Vance continued voicing his opinion, saying, “And if they want to take him down because he’s mentally incapable of serving, invoke the 25th Amendment. You don’t get to sort of do this in the most politically beneficial way for Democrats. If it’s an actual problem, they should take care of it the appropriate way.”
That comment got recorded in a joint interview with Donald Trump the day before Biden's withdrawal, but aired the day after it. That didn't necessarily resolve the issue, though, because it would take two more days before Biden made a public appearance and affirmed his withdrawal in an Oval Office speech. The question remained -- if Biden can't run for office, is he too incapacitated to serve now?
Democrats don't want to answer that question, and maybe they won't need to do so. This morning, Trump told Fox & Friends that Republicans should stop suggesting a 25th Amendment removal, mainly because Kamala Harris would be worse than a marginally competent Joe Biden:
Former President Donald Trump said he doesn’t believe the 25th Amendment should be invoked against President Biden, warning it would be more “dangerous” to put Vice President Kamala Harris in office because she’s “real garbage” and “worse than he is.”
Trump slammed the vice president during a Thursday morning “Fox & Friends” appearance and said he didn’t think the 25th Amendment should be invoked as Biden will be out of office in a matter of months.
“I don’t think they should use the 25th Amendment.
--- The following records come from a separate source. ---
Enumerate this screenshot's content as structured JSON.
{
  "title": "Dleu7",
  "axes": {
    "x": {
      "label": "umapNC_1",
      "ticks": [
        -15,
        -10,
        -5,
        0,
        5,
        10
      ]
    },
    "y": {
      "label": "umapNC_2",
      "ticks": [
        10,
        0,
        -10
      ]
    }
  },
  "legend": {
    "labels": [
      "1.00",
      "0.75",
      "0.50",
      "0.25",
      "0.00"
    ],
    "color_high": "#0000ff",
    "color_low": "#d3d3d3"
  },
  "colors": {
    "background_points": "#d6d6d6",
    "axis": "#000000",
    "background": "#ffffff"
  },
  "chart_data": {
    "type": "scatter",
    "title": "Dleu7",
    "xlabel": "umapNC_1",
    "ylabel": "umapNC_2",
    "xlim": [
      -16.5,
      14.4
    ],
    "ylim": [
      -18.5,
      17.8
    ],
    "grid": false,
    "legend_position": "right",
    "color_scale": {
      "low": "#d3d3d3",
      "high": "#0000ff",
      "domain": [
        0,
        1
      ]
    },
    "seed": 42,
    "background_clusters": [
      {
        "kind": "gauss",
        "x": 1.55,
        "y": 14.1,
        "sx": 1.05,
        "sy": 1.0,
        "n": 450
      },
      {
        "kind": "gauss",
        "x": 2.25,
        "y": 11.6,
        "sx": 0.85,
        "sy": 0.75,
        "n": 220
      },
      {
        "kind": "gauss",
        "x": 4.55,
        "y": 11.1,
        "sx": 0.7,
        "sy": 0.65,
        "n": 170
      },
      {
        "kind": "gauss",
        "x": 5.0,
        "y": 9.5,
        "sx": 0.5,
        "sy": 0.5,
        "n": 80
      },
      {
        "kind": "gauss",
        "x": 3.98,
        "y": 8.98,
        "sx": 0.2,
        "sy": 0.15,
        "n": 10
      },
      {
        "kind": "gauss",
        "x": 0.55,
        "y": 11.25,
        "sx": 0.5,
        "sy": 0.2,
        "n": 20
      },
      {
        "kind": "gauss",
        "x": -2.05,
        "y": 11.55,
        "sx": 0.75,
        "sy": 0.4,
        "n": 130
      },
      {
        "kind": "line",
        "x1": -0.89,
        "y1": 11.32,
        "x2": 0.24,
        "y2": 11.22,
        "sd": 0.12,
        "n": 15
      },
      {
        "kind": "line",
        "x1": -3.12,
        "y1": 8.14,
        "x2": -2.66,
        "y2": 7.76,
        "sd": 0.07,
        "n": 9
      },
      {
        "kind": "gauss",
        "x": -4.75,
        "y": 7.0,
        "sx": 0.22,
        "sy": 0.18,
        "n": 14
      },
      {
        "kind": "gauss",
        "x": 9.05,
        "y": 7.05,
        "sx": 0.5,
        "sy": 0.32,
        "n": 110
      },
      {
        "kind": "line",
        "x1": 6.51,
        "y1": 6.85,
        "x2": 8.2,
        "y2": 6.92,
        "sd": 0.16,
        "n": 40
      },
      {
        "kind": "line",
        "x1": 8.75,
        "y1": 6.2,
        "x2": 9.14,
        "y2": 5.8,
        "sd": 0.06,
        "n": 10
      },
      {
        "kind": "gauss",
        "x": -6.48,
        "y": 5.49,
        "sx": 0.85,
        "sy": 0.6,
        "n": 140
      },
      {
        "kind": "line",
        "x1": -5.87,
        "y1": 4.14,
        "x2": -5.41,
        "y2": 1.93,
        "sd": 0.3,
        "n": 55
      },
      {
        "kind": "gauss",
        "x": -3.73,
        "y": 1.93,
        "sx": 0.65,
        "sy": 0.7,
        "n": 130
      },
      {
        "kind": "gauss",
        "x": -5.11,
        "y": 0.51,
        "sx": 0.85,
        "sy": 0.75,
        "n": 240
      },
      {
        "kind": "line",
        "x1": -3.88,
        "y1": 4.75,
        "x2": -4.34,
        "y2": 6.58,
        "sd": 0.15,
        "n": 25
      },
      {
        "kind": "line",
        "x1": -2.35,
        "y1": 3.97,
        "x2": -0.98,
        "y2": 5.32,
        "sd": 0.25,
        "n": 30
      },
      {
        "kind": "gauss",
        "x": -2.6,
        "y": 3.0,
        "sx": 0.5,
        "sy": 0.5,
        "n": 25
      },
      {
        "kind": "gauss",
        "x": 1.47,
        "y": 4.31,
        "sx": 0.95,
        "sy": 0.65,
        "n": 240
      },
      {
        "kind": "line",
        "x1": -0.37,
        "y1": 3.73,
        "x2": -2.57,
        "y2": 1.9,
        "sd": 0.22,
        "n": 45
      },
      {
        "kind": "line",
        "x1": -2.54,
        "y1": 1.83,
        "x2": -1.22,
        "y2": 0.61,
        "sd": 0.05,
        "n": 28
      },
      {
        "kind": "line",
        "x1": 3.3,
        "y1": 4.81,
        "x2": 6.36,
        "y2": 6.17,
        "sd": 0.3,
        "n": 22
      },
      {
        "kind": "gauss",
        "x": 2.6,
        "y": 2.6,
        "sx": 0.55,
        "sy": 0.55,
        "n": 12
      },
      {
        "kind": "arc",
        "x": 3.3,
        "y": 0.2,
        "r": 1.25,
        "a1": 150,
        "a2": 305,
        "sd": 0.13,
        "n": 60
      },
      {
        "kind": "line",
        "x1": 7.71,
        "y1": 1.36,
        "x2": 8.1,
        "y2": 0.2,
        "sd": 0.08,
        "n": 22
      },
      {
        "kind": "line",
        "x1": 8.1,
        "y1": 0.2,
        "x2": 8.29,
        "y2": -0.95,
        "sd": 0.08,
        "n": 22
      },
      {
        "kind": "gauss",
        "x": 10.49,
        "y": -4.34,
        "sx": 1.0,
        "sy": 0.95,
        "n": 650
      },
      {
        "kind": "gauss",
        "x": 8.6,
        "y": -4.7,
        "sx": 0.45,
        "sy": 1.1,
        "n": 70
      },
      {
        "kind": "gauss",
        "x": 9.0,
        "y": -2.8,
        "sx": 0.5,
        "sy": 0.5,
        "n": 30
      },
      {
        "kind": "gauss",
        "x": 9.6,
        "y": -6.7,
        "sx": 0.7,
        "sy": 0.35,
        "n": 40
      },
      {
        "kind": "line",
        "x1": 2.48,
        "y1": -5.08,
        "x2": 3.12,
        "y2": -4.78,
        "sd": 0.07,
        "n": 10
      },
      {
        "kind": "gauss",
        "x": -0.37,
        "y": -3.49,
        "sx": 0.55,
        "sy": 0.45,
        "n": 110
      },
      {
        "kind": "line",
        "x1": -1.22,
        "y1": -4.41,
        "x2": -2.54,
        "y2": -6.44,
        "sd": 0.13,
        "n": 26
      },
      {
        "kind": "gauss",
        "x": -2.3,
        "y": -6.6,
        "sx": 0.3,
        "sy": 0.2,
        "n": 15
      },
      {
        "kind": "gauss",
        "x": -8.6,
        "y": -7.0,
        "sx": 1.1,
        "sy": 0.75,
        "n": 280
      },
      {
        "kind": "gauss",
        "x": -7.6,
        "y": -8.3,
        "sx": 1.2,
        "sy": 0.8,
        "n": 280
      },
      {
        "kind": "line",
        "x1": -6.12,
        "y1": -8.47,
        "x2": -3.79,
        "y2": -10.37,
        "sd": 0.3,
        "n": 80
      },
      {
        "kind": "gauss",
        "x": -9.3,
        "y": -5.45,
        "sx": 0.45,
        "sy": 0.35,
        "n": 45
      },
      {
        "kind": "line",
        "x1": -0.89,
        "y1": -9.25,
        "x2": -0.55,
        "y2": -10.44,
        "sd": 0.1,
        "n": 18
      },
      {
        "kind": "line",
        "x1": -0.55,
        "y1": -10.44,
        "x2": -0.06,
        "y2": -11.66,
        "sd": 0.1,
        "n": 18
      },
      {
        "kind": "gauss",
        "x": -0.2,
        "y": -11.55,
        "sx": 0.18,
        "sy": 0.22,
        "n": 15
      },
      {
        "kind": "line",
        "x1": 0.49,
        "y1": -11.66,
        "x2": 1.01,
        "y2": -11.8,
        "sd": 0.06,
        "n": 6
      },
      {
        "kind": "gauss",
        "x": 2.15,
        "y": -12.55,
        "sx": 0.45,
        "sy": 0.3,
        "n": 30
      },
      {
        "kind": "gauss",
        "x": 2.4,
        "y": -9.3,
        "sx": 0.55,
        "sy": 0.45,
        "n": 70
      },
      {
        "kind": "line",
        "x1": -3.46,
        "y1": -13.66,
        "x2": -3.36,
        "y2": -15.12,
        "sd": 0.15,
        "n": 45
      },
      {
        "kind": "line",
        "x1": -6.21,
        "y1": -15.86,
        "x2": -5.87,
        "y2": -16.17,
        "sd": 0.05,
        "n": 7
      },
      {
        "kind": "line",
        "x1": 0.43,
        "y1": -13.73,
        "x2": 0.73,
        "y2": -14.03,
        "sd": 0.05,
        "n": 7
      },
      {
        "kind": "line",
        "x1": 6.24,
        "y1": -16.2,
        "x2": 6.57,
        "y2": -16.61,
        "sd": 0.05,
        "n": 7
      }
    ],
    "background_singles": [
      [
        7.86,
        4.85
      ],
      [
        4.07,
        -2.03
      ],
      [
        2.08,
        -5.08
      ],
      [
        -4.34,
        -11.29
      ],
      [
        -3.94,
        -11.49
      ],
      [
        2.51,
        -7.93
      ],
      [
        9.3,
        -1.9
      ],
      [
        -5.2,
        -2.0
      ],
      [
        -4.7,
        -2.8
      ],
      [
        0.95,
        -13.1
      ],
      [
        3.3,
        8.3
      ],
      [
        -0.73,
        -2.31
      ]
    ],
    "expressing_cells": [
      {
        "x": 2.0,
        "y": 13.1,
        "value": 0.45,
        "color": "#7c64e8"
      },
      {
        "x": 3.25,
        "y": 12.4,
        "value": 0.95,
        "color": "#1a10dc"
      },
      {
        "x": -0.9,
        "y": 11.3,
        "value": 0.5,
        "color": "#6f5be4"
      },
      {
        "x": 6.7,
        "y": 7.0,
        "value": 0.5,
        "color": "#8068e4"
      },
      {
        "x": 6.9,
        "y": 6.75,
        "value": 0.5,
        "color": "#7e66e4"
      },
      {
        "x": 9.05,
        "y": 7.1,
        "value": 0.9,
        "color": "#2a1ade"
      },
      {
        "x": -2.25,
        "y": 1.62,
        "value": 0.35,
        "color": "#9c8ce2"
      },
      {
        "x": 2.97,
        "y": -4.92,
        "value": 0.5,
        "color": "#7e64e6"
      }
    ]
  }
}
Not long to go, you know, we have four months now and then he’s got another month and a half,” Trump said before taking aim at Harris.
Trump's right on the politics of the moment, although there's clearly and explicitly some self-interest in his argument. Disqualifying Biden as incapacitated would immediately elevate Harris to the position of acting president -- if Biden went along with it -- and probably create some rally momentum to her candidacy. She'd be the incumbent and would own the Biden record, but that's already true without starting a coup. Trump already plans to hang the border crisis around the border czar's neck, along with all of Biden's other failures over the last four years, plus put a spotlight on Harris' radical politics.
In electoral-politics terms, Biden's basically irrelevant now. In fact, he's going to shortly discover that he's irrelevant entirely, even in executive terms. Biden became a lame-duck president on Sunday, but his party had emasculated him ever since the debate anyway. Harris will need to direct administration policy and implementation to a large extent to coordinate it with her campaign, which means that Biden will serve more explicitly as a figurehead than he did before. After last night's wan and unresponsive speech, we may not hear or see much from him at all.
But if Harris tried to use the 25th Amendment, Biden would balk at it and set up a grave constitutional crisis. That might play well for Republicans in the short run but it would also act as a catalyst for a far more destructive political environment than we have even at this moment. Since Trump himself got victimized by the current elevated bitterness in American politics, he might have a real personal interest in dialing down the chaos -- especially given that Democrats entirely own the chaos of the summer.
The country can limp through this arrangement until the election, Trump argues. He's probably right, but that shouldn't keep him or anyone else from making clear to voters that this arrangement resulted from a years-long cover-up of Biden's cognitive impairments -- and that Harris is entirely tied into that fraud and conspiracy of silence. She's unworthy of the office, even through a 25th Amendment emergency grant. That's a winning argument for Trump, and he knows it.
Here's the full interview, via Right Scoop. The discussion starts at about the two-minute mark:
Addendum: Further into the interview, the panel asked Trump to react to Biden's speech last night. Trump called it "terrible," and Biden's removal from the ticket a "coup":
"I think it was a coup. They didn't want him running. He was way down in the polls, and they thought he was going to lose," Trump said. "They went to him and they said, you can't win the race, which I think is true, unless I did something very foolish, which I wasn't going to do, and I think he was so far down and they said, 'You're not going to win, and you're not in great shape, and you did poorly in the debate.' I think the debate started everything."
"I know a lot of people on the other side, too, that they went, and they forced him out between Pelosi and Obama and some others that you see on television. It was interesting," he continued. "I'd watch them on television and they act so nice. ‘Oh, yes, we loved you. We loved you behind the scenes.’ I know for a fact they were brutal."